Tags: Arizona, Comerica, Concert, December, Dweezil, Frank, November, Phoenix, Review, Roger, USAirways, Waters, Zappa
I wasn’t going to blog either of these shows, because they are both so epic that you really have to be there to get it. Then, I realized something. I’m not one of those people that uses the word epic on a daily basis; I must have something blog-worthy. So, here we go…
Both shows feature decades old music written by highly respected, highly talented composers. Each features complex instrumental arrangements with uncommon instruments. Both feature horns, keyboards (analog and digital). Multiple vocal parts are present in each. Drums were tight, loud and crisply gated at each show. Both drummers were highly skilled. I’d say they are deft at keeping meter in both standard times, and random timings that only people with years of experience, or Master’s degrees in music, even know what it is called. 6/16th time with augmented triplets or some such…but I’m guessing. Guitar players are both highly capable.
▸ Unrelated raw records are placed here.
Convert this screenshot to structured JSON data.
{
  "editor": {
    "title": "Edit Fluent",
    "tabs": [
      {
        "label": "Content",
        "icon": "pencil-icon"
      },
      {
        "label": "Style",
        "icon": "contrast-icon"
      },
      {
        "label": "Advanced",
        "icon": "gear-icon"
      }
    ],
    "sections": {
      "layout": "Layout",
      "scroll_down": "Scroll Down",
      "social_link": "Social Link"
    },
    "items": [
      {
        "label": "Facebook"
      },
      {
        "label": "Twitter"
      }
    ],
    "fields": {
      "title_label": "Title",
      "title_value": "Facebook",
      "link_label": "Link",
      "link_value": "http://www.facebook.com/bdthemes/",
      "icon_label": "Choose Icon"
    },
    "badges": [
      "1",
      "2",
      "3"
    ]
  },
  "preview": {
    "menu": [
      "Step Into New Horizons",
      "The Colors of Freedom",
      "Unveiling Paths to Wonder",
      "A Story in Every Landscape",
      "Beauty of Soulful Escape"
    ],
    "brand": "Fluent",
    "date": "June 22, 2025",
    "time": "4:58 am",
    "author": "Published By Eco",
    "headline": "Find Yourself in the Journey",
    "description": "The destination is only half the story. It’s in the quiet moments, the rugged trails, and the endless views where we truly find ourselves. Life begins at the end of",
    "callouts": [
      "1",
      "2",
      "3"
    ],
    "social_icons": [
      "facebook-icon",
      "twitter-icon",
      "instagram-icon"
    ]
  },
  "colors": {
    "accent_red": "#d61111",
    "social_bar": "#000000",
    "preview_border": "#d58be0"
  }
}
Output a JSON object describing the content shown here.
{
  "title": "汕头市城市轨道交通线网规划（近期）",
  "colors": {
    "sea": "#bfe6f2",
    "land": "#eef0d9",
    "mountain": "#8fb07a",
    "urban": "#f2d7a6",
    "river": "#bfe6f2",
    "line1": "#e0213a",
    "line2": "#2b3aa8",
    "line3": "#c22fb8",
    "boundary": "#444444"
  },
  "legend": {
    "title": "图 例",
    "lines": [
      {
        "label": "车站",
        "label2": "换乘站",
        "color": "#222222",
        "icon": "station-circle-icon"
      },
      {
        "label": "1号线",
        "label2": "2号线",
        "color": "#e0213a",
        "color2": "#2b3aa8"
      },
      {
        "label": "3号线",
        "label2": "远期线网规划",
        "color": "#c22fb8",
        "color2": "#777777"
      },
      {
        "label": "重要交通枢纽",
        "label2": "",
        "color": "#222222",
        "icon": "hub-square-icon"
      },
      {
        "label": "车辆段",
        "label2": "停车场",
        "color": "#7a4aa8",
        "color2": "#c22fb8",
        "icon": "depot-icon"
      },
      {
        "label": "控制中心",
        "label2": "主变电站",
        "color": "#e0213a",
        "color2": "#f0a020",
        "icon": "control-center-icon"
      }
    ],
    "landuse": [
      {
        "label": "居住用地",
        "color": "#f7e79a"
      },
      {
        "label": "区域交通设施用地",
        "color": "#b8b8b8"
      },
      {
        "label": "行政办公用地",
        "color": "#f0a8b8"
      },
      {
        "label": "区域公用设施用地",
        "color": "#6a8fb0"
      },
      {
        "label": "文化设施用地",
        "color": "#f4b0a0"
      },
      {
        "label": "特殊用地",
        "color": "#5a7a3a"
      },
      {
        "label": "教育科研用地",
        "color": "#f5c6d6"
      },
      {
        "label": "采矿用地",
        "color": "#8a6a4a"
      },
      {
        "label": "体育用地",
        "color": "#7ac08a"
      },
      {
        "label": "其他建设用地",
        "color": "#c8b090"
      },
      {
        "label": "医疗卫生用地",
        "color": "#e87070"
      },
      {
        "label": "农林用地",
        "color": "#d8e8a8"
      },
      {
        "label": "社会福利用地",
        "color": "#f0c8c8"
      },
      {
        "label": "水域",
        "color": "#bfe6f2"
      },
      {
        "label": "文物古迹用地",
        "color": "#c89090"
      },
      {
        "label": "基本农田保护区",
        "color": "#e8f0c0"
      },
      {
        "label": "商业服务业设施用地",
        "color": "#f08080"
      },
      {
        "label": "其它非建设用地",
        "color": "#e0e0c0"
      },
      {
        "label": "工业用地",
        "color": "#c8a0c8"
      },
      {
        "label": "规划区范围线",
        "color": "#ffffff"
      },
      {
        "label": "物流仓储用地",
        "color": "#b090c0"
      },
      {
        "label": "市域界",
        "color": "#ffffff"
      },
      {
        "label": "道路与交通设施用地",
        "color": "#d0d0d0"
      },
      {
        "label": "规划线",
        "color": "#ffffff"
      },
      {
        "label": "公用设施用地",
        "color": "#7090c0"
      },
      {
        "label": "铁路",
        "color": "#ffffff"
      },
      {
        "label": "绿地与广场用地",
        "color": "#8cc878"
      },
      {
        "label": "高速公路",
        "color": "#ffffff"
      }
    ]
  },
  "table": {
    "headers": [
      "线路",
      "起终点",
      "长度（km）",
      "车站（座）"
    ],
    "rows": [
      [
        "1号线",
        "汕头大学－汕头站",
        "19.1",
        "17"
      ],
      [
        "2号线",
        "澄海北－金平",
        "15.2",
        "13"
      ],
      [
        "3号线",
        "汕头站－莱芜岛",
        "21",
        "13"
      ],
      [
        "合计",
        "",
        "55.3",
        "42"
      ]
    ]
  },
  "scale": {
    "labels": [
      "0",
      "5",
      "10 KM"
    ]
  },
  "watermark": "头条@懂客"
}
Dweezil got to show off a few more styles; due to the fluid nature of Frank Zappa’s composition – but the guys in Roger’s band played note for note as the album dictated. Overall music from each was an exceptionally clear sonic wall.
Roger Waters brings bleeding-edge projection technology to an arena and projects incredible animations from Gerald Scarfe, superbly edited movies, and pictures of soldiers from fans around the world; onto a giant wall which gets built brick by brick as the show progresses. The video projectors are capable of momentarily transporting you into another dimension, I’m pretty sure. There are video technologies in play at this show that I’m sure originated in Area 51.
Dweezil Zappa had 3 screens that occcasionally projected time-synced (to the live concert) remastered film footage of his dad. The footage was great, the timing was perfect. The restoration work (or was it just great preservation?) on it was superb.
Winner: Roger Waters. Sorry Dweezil. Roger outgunned you massively on this one, but he was dealing with a much bigger venue. The scale leaned in his favor from the start, and I took that into consideration. Even with the scale handicap – he just plain outgunned you.
Impeccable. I can assure you I am intimately familar with The Wall. I must also admit that I was not very familiar with ‘ Apostrophe. I listen to a lot of Pink Floyd and Roger Waters. I only own one Frank Zappa Album; Quadiophiliac. However, it is in on DVD Audio; remastered by Dweezil in multi-channel surround, as was originally specified Frank.
Everyone involved in projects by Waters or Zappa is the “cream of the crop”. Whether they be technicians, musicians, vocalists or personal assistants – I am positive they are held to the highest standards of excellence. I’m sure it doesn’t matter if they are making coffee or tweaking a knob on a 96/24 audio console; everything has to be spot on. There are no shortcuts. Dedication to audio perfectionism requires state of the art gear, tweaked by technical experts and massaged by audio artists. Both shows had this in spades. Since Dweezil was playing a much more intimate show, I can’t knock him for not bringing the Qadrophonic rig like Waters did. I’m not even sure Frank envisioned this material as multi-channel. The balls-on stereo imaging present at the Zappa show more than made up for the lack of quad.
Roger brings with him a personal tale of fear, regret, disconnectedness and an anti-establishment world view. I can relate to that. I get the story. I love the story. I’ve seen it on the big screen, small screen, mid-sized screens and now on Ultra-Huge screens. Great story. Emotionally charged. Power packed.
Zappa’s tales are a bit more fun. Uplifting and whimsical at times. Dreamy and surreal. At one point, as Dweezil did a bit of improv on the guitar; he effortlessly played an instantly recognizable Jimmy Page riff. It was a fleeting, joyous moment. I felt a tear well up and roll out of the corner of my eye as I had an epiphany. Concerts at this level of musicianship aren’t always about the spectacle…they are about the music, and how it can transcend time and space.
So, there you have it folks. Big vs Small. Grand vs Intimate. Composer against composer. A tie. All things considered; either of these shows beats out any other plans for the night you might have had. You really have to see them to believe them. I can’t describe just how well both of these guys were able to capture a moment in time, bottle it and preserve it to be released upon an unsuspecting (or anxiously awaiting) public decades later. They are both incredible shows. Zappa and Waters – I salute you both.